Lucid Issuer Services Ltd. is the tender agent.

BNP Paribas (+44 20 7595 8668 or liability.management@bnpparibas.com), Deutsche Bank AG, London Branch (+44 20 7545 8011 or liability.management@db.com), Goldman Sachs International (+44 20 7774 9862 or liabilitymanagement.eu@gs.com), Lloyds Bank plc (+44 20 7158 2720 or liability.management@lloydsbanking.com), Merrill Lynch International (+44 20 7996 5698 or DG.LM_EMEA@baml.com) and UBS Ltd. (+44 20 7568 2133 or ol-liabilitymanagement-eu@ubs.com) are the dealer managers.

Dollar tender offers

LBG Capital No. 1 plc, an indirect wholly owned subsidiary of Lloyds, also began a tender offer for two series of its dollar-denominated notes.

The purchase price per $1,000 principal amount will be as follows:

• $1,020 for the $656,811,000 of 8% fixed-to-floating undated enhanced capital notes with a coupon beginning June 15, 2020 of Libor plus 640.5 bps and first call date of June 15, 2020; and

• $1,020 for the $276,658,000 of 8.5% fixed-to-floating undated enhanced capital notes with a coupon beginning Dec. 17, 2021 of Libor plus 692.1 bps and first call date of Dec. 17, 2021.

Holders also will receive accrued interest up to but excluding the settlement date.

The offer is not conditioned upon any minimum amount of notes being tendered but is subject to other conditions, which were not disclosed in the press release.

Tendered notes may be withdrawn before the offer ends.

The tender offer will run until 11:59 p.m. ET on March 2, with settlement following on March 4.

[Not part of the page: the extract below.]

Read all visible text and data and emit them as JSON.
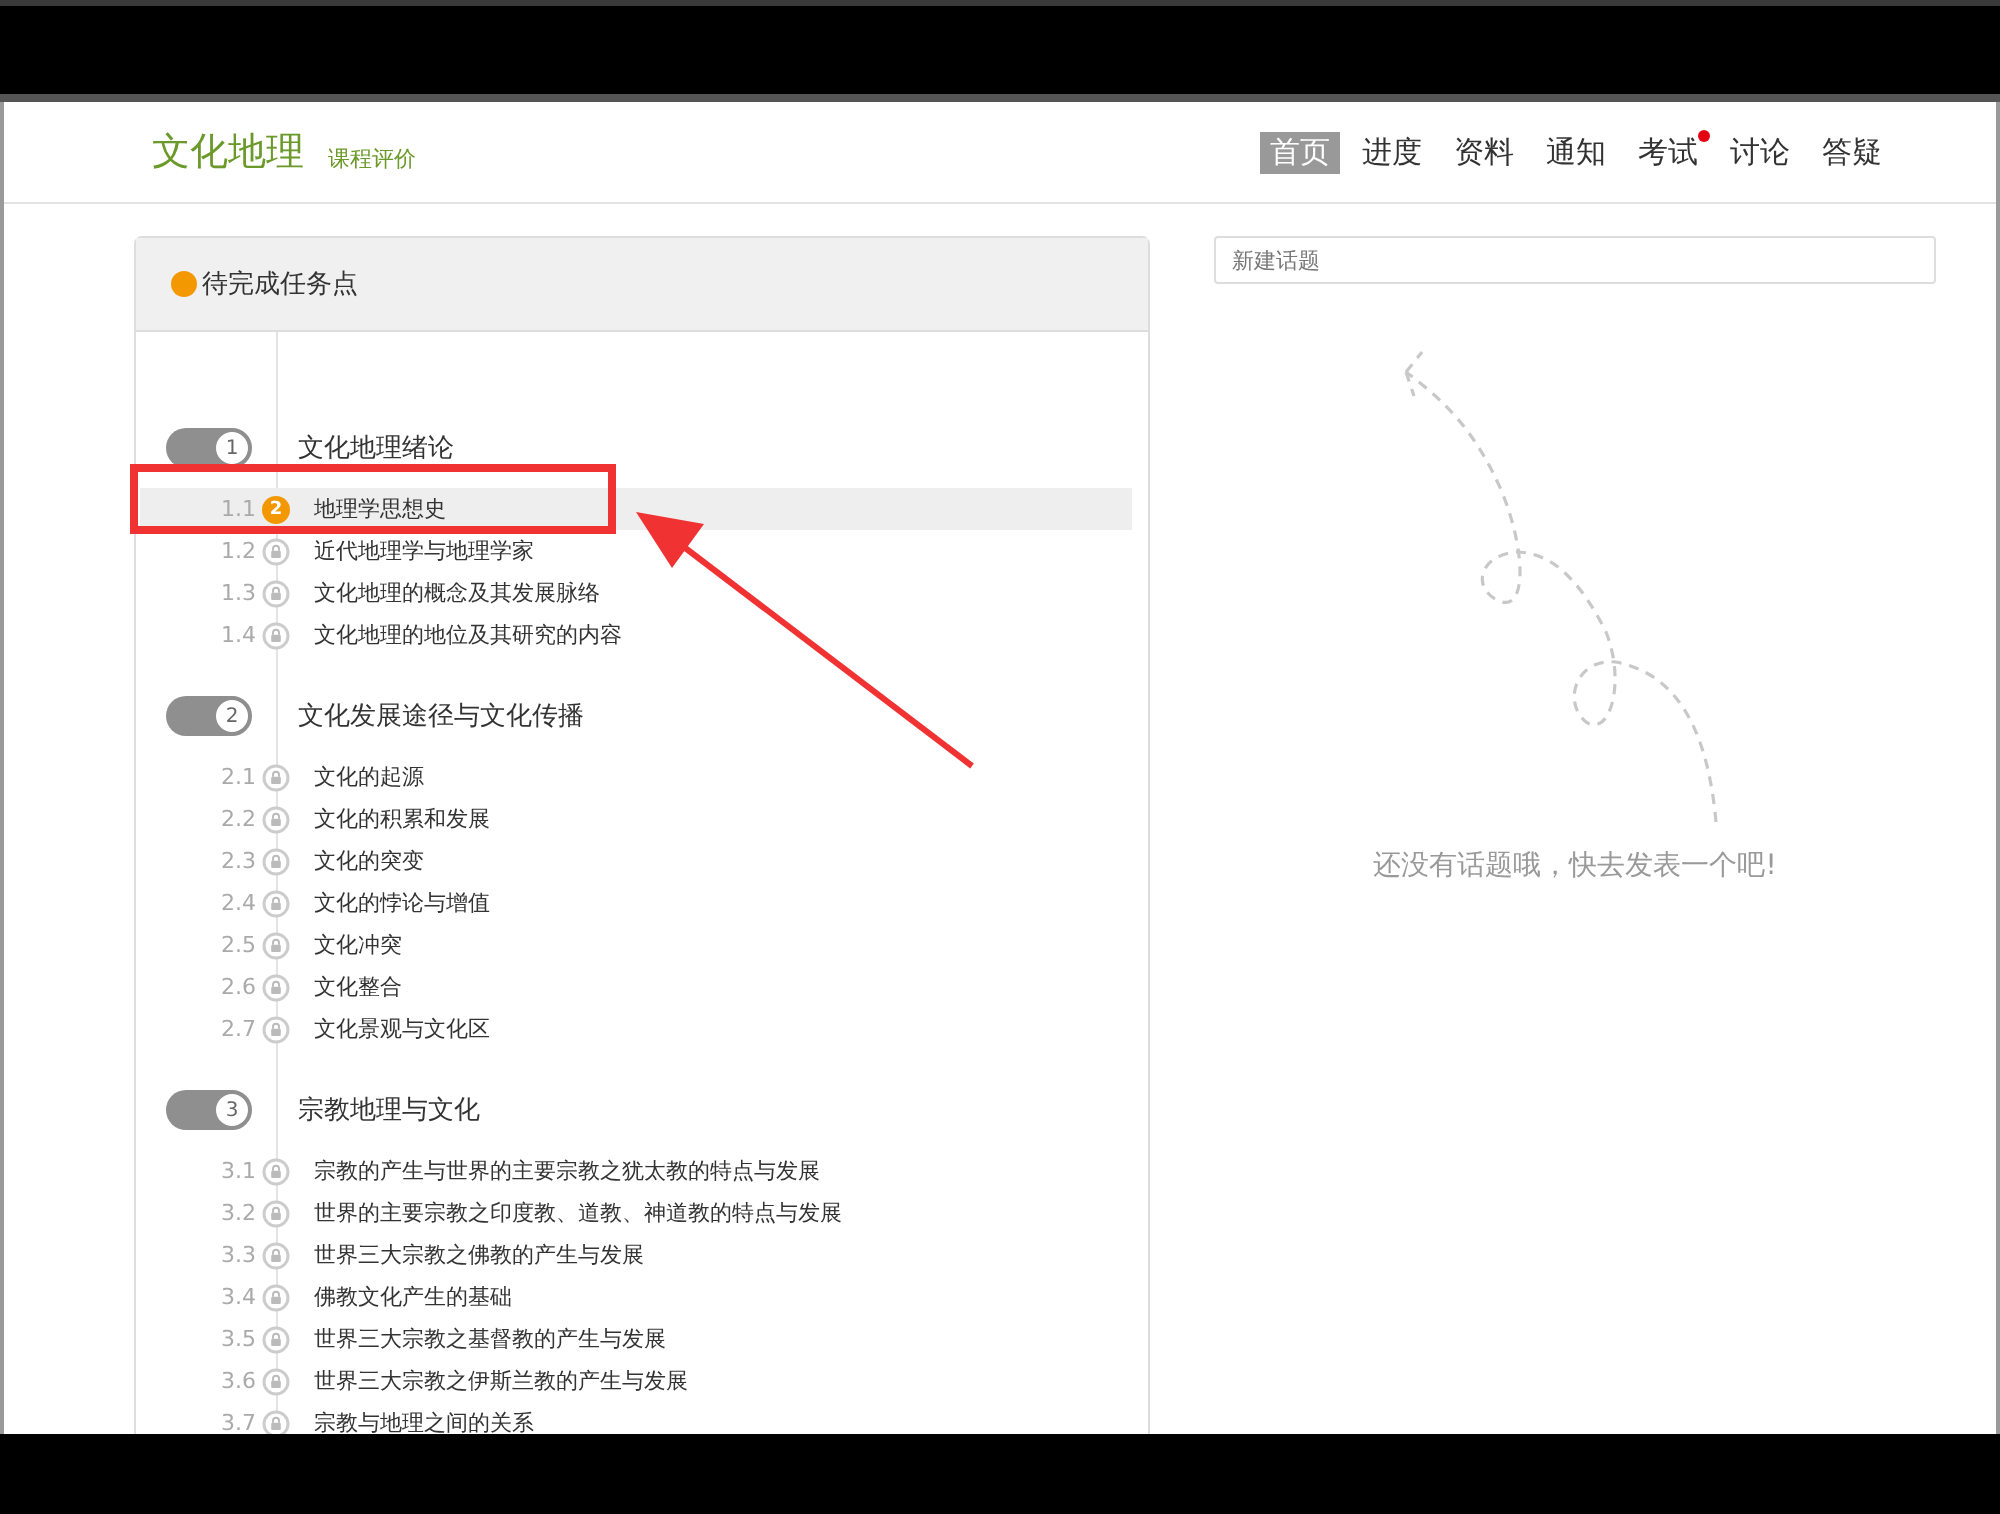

Lucid Issuer Services Ltd. (lbg@lucid-is.com, Sunjeeve Patel / Paul Kamminga, +44 0 20 7704 0880) is the tender agent.

BNP Paribas (888 210-4358, 212 841-3059, liability.management@bnpparibas.com or +44 0 20 7595 8668), Deutsche Bank Securities Inc. (212 250 2955, 866 627 0391, liability.management@db.com or +44 20 7545 8011), Goldman, Sachs & Co. (800 828-3182, 212 902-5183, +44 0 20 7774 9862 or liabilitymanagement.eu@gs.com), Lloyds Securities Inc. (855 400-6511, 212 827-3105 or liability.management@lloydsbanking.com), BofA Merrill Lynch (980 388-4813, 888 292-0070, +44 0 20 7996 5698 or DG.LM_EMEA@baml.com) and UBS Ltd. (203 719-4210 or 888 719-4210) are the dealer managers.

Calls issued

Lloyds had received permission from the Prudential Regulatory Authority to redeem all series of enhanced capital notes outstanding, according to another previous press release.

The issuers called some series of enhanced capital notes for redemption on Feb. 9.

The refinancing of the high coupon securities is expected to provide a cash benefit to the group of £200 million per year over the next 4.5 years.

The actions will generate a day one accounting loss, largely from the acceleration of the write-off of the associated derivative asset, which would otherwise have amortized over the remaining life of the notes, the release said.

The notes covered by the tender offers are as follow:

• LBG 1’s €47.38 million 6.439% notes due May 23, 2020;

• LBG 1’s £58.25 million 11.04% notes due March 19, 2020;

• LBG 1’s £17.17 million 7.8673% notes due Dec. 17, 2019;

• LBG 2’s £20.56 million 9.334% notes due Feb. 7, 2020;

• LBG 2’s £39.95 million 7.6250% notes due Dec. 9, 2019;

• LBG 2’s £15.06 million 9% notes due Dec. 15, 2019;

• LBG 1’s £3.67 million 8.1250% notes due Dec. 15, 2019;

• LBG 1’s £60.51 million 7.5884% notes due May 12, 2020;

• LBG 1’s £26.03 million 7.869% notes due Aug. 25, 2020;

• LBG 2’s £46.36 million 9.125% notes due July 15, 2020;

• LBG 2’s £13.16 million 12.75% notes due Aug. 20, 2020;

• LBG 2’s £4.07 million 11.125% notes due Nov. 4, 2020;

• LBG 1’s £27.33 million 7.9750% notes due Sept. 15, 20204;

• LBG 2’s £18.75 million 11.25% notes due Sept. 14, 2023;

• LBG 2’s £15 million 14.5% notes due Jan. 30, 2022;

• LBG 2’s £8.68 million 10.5% notes due Sept. 29, 2023;

• LBG 2’s £14.3 million 16.125% notes due Dec. 10, 2024;

• LBG 2’s £5.11 million 9.875% notes due Feb. 10, 2023;

• LBG 2’s £15.92 million 11.875% notes due Sept. 1, 2024;

• LBG 2’s £620,000 9% notes due July 15, 2029;

• LBG 2’s £3.48 8.5% million notes due June 7, 2032;

• LBG 1’s $69.39 million 7.875% notes due Nov. 1, 2020; and

• LBG 2’s $328.95 million 7.875% notes due March 19, 2020.

Lloyds is a financial services company based in London.